1. i lotion my elbows every once in a while and today my coworkers made me aware that it's actually kind of weird. haha. don't your elbows get crusty every once in a while? it's not that weird.
2. i, personally, think paying to have my nails done is so stupid. not judging anyone else who does it, i get the self care aspect or celebratory/bonding piece and everything, but just feel it's a ridiculous waste of money. sorry. we could monthly support a compassion kid for that kind of money. not being self-righteous, i'm sure there are other things i need to adjust in my budget, just trying to challenge that.
3. i wish dogs lived longer and life wasn't so expensive and leftover fries still tasted good heated up.

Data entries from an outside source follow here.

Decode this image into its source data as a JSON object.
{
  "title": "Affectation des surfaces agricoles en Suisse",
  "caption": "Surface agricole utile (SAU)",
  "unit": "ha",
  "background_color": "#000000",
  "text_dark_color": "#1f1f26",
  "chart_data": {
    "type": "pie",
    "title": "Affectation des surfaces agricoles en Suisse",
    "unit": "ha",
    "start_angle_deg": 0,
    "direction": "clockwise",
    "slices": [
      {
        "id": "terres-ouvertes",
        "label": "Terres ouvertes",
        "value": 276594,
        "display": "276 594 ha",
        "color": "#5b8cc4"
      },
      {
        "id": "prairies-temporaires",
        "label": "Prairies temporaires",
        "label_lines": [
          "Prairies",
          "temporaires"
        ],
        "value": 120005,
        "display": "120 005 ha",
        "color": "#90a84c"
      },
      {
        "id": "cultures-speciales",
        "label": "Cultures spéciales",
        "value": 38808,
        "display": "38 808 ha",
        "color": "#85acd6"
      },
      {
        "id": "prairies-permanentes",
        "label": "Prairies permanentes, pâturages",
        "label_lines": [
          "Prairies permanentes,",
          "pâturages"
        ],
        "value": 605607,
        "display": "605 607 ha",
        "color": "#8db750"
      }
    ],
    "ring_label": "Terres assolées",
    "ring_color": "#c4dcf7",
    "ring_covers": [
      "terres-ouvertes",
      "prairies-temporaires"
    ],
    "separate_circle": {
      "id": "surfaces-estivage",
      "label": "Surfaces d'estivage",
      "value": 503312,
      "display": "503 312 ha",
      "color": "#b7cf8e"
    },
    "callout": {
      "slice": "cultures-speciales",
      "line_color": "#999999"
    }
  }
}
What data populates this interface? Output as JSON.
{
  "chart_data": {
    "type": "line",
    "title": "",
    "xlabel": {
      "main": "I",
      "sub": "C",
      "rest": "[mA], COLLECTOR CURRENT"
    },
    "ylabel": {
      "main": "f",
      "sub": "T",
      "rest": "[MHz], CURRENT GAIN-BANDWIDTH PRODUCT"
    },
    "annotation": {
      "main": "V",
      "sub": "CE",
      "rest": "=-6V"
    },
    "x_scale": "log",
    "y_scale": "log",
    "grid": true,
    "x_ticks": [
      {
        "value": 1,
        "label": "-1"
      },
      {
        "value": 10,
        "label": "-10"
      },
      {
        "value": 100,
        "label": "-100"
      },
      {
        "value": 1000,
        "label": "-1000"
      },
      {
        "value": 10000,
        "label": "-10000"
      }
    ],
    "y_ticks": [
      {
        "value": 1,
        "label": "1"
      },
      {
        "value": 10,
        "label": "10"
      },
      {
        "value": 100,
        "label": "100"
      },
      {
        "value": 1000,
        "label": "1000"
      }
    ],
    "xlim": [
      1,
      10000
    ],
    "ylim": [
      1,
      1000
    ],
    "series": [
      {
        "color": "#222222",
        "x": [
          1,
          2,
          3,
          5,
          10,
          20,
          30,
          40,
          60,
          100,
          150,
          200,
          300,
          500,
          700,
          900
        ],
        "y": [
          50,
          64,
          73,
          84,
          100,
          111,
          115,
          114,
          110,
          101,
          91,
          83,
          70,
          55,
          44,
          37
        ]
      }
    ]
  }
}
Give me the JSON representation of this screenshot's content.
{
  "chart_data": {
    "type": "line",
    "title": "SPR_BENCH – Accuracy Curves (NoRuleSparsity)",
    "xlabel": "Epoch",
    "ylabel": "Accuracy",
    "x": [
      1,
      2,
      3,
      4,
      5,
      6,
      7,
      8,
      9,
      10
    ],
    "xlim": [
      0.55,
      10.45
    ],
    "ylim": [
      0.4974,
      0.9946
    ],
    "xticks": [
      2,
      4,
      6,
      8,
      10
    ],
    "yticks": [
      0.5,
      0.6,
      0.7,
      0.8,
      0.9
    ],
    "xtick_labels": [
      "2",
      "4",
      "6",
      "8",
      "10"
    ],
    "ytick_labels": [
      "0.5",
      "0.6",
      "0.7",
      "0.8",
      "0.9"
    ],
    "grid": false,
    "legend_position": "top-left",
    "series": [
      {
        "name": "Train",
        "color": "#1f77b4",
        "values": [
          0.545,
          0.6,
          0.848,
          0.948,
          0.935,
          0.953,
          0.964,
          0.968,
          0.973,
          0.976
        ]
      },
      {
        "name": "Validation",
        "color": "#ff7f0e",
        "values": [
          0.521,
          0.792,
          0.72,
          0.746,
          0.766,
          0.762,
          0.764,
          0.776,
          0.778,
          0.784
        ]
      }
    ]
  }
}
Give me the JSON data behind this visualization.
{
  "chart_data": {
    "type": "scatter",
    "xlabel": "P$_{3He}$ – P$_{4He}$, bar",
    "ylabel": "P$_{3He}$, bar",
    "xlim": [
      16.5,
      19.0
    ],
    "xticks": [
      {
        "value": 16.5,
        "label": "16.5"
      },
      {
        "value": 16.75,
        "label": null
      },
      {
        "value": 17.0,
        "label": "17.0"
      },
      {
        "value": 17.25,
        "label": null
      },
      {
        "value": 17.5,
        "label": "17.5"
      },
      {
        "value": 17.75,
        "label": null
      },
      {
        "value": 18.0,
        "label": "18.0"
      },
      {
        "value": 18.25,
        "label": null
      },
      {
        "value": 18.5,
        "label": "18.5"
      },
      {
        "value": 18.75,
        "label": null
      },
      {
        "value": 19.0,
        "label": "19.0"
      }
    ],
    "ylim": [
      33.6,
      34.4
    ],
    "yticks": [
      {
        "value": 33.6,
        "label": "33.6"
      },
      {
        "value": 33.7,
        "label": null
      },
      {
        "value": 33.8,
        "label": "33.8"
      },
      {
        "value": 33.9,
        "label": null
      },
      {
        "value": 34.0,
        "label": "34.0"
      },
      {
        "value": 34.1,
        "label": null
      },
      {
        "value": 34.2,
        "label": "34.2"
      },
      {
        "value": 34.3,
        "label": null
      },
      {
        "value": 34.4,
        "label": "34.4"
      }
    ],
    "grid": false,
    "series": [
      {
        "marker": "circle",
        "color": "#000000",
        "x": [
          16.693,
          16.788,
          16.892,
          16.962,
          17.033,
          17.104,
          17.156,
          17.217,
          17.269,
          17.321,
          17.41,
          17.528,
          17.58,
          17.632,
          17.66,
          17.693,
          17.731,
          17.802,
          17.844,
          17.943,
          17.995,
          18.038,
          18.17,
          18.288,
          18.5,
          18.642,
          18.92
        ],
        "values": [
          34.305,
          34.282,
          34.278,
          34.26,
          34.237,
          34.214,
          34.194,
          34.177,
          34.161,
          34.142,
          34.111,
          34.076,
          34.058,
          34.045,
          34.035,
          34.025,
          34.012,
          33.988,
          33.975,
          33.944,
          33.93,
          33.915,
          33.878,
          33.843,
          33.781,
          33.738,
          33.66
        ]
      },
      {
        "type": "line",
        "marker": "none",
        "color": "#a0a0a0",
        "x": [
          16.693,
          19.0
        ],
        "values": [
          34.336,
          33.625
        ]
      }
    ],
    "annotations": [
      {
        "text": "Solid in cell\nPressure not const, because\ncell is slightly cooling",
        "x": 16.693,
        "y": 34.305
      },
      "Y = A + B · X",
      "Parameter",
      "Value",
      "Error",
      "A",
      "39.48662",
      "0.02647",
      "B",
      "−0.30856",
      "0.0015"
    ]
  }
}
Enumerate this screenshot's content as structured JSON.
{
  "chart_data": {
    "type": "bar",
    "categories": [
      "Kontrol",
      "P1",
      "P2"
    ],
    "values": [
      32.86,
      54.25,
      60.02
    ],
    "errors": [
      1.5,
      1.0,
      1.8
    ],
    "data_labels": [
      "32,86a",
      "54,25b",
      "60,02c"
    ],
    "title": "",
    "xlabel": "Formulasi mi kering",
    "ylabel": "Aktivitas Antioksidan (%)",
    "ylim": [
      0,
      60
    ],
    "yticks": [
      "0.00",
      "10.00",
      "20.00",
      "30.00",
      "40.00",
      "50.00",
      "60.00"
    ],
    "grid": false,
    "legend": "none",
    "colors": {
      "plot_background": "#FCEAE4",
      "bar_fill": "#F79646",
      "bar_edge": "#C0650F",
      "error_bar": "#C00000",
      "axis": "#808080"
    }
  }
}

4. my sister's graduating from high school tonight, but i feel like it should be from college. i remember when she was fifteen turning sixteen and i was like "aren't you sixteen yet?" felt like she was fifteen forever. she's always just been so much older than she is. she's so smart (AP biology student of the year wut wut) and beautiful and likes herself and has good judgment and just has a dang good head on her shoulders. i'm terribly proud of who she is and who she is becoming.
5. it's national donut day apparently. so go get yourself a donut, kids. not gonna lie, i may have just denied a donut (i know, on their day even!) so have one for me... because what the heck, it's a friday!
"aslan, aslan. dear aslan,” sobbed lucy. “at last.”